Of course, InterSystems isn’t the only database vendor going the multi-model route. NoSQL vendors like Aerospike, Couchbase, Datastax, MarkLogic, and Redis, and relational database vendors like EnterpriseDB, Oracle, and SAP can all store and serve data in multiple ways.

But Gnau says IRISholds an big advantage over those thanks to its “secret sauce,” which is a continuation and a distillation of the technological lessons learned from MUMPS through intermediate products Cache and Ensemble directly into IRIS’s launch in 2018.

“I think about where some of those models were first conceptualized, in 8-bit compute, 16-bit compute environments, where you need to be efficient if it was going to live,” Gnau says. “We’ve taken that efficiency, but we’ve moved into all the modern footprints. We’ve retained the efficiency, but we’ve gained that scale. Again, it’s paid off very nicely for us, where we can show a really predictable footprint as our clients need to scale.”

The company has embraced the concepts around data fabrics and data meshes, which will be useful for IoT and Industry 4.0 engagements. For example, the company is looking to enable oil exploration companies to run Python-based machine learning algorithms directly on data stored in its database, while also allowing results to be pushed to a centralized data store.

“You may want to process some data locally. You may want to process some data centrally,” Gnau says. “I [may] want to connect the data from all my oil rigs so I can continually train my sophisticated machine learning model to predict outages  or understand maintenance schedules. And I [may] want to take that same model and push it out locally to them in real time, so that I can get quicker reason to things that are changing. That’s a data mesh and data fabric together, and our technology supports that, because we can have multiple different clusters of storage and multiple different clusters of applications, and we can connect them with ECP, our enterprise cache protocol, and you can make those things configurable based on the footprint that you desire.”

IRIS is being used with Industry 4.0 applications, including on oil rigs (pan-demin/Shutterstock)

As database development and runtimes shift to the cloud, the leaders of InterSystems, including CEO Ragon, sense an opportunity to take some market share.
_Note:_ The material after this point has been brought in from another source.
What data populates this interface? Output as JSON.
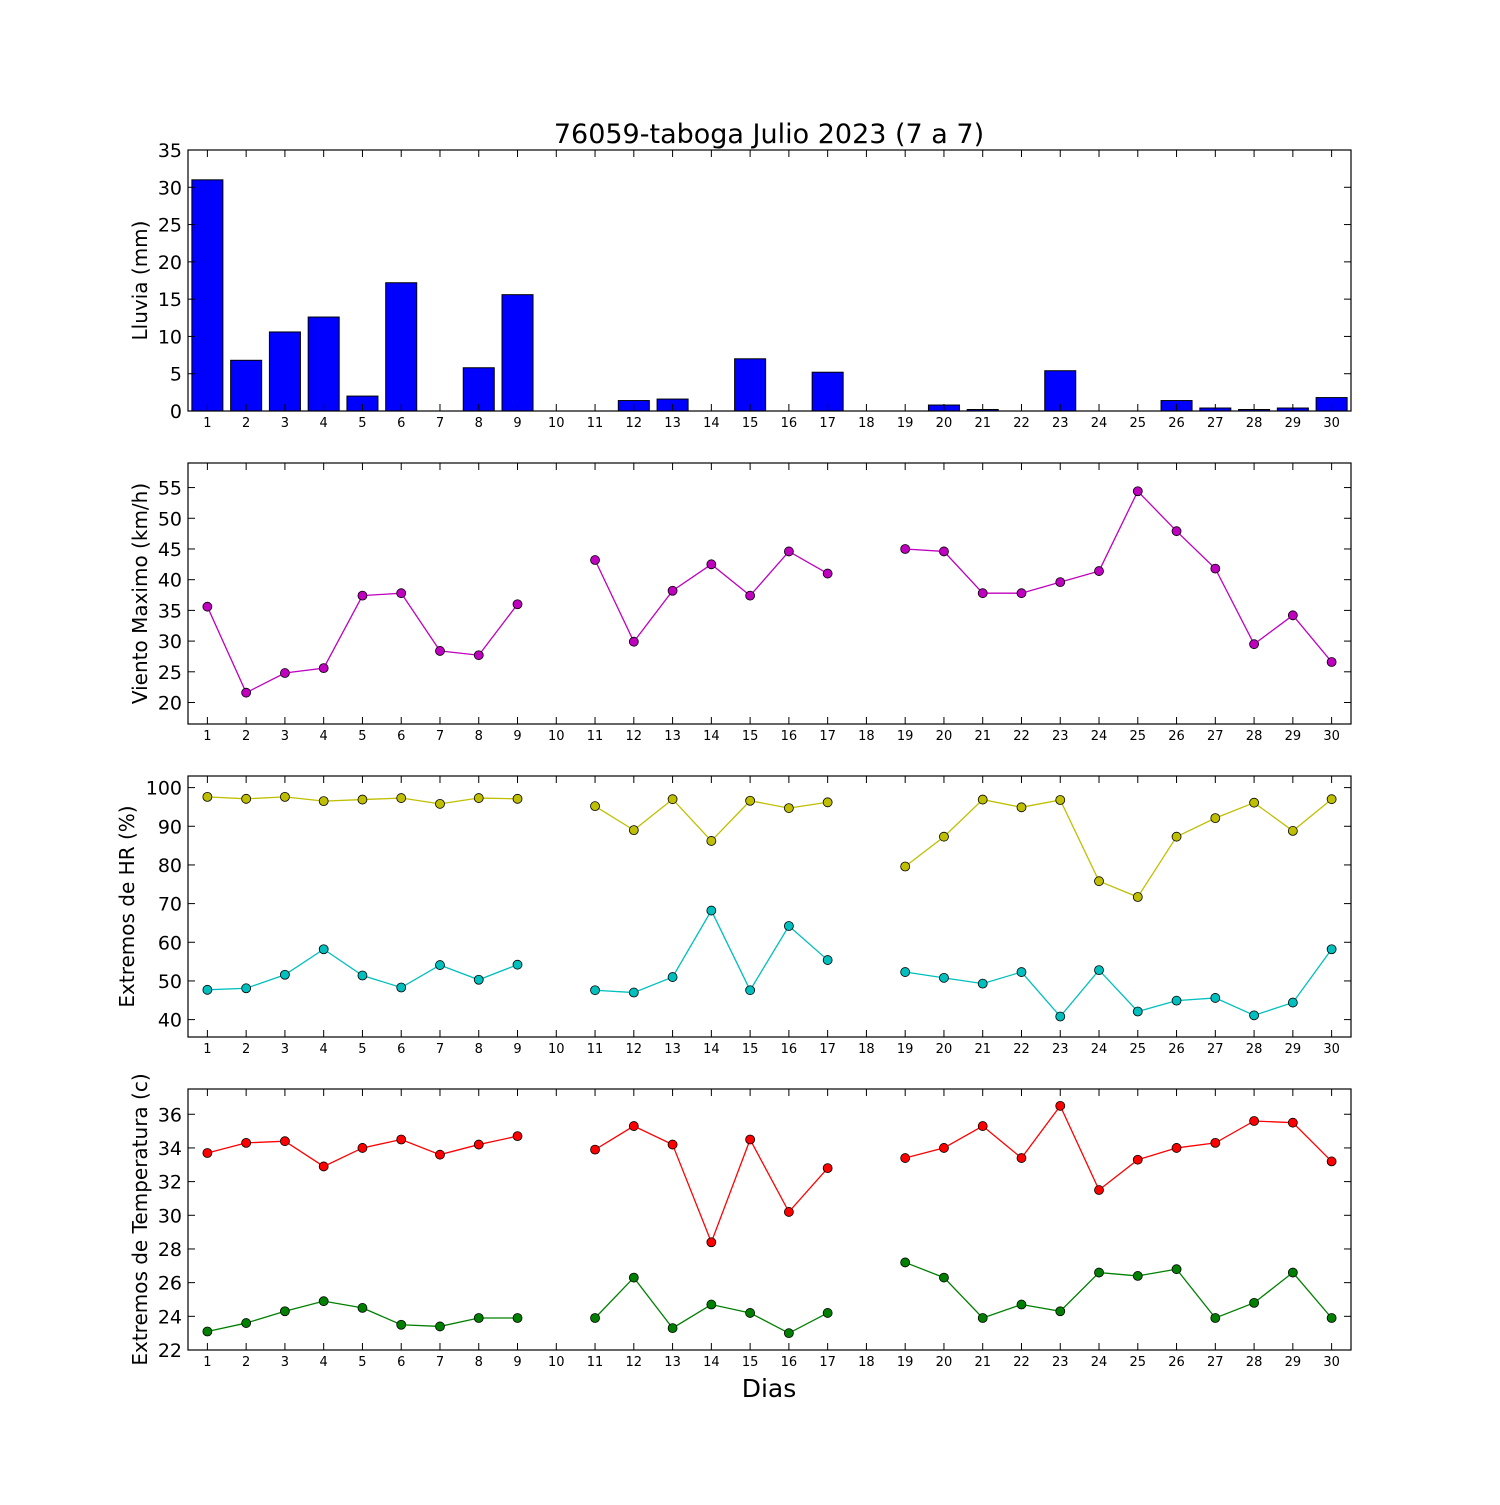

The company has invested in benchmark tests, which show the ability to scale linearly. It has started participating in hackathons, which improves engagement with its community of 11,000 developers. And it has also started working with analyst groups like Gartner and Forrester, and been featured in those groups’ research reports.

Along the way, it’s continuing its march into other markets, including financial services, supply chain management, and Industry 4.0 applications. All that is contributing to building momentum for the 44-year-old company, which has been profitable every year of its existence and which is nearing sales of $1 billion, according to Gnau.

“We’ve been working to get the word out a little more as we move into these new markets,” Gnau says. “So we’re really trying to shift ahead where I think the lines are blurred between being an OEM partner for an application development company that’s selling an application and an end user who wants to build an application with clod-based services. As those lines start to blur, I think it will become more important for us to become more known.”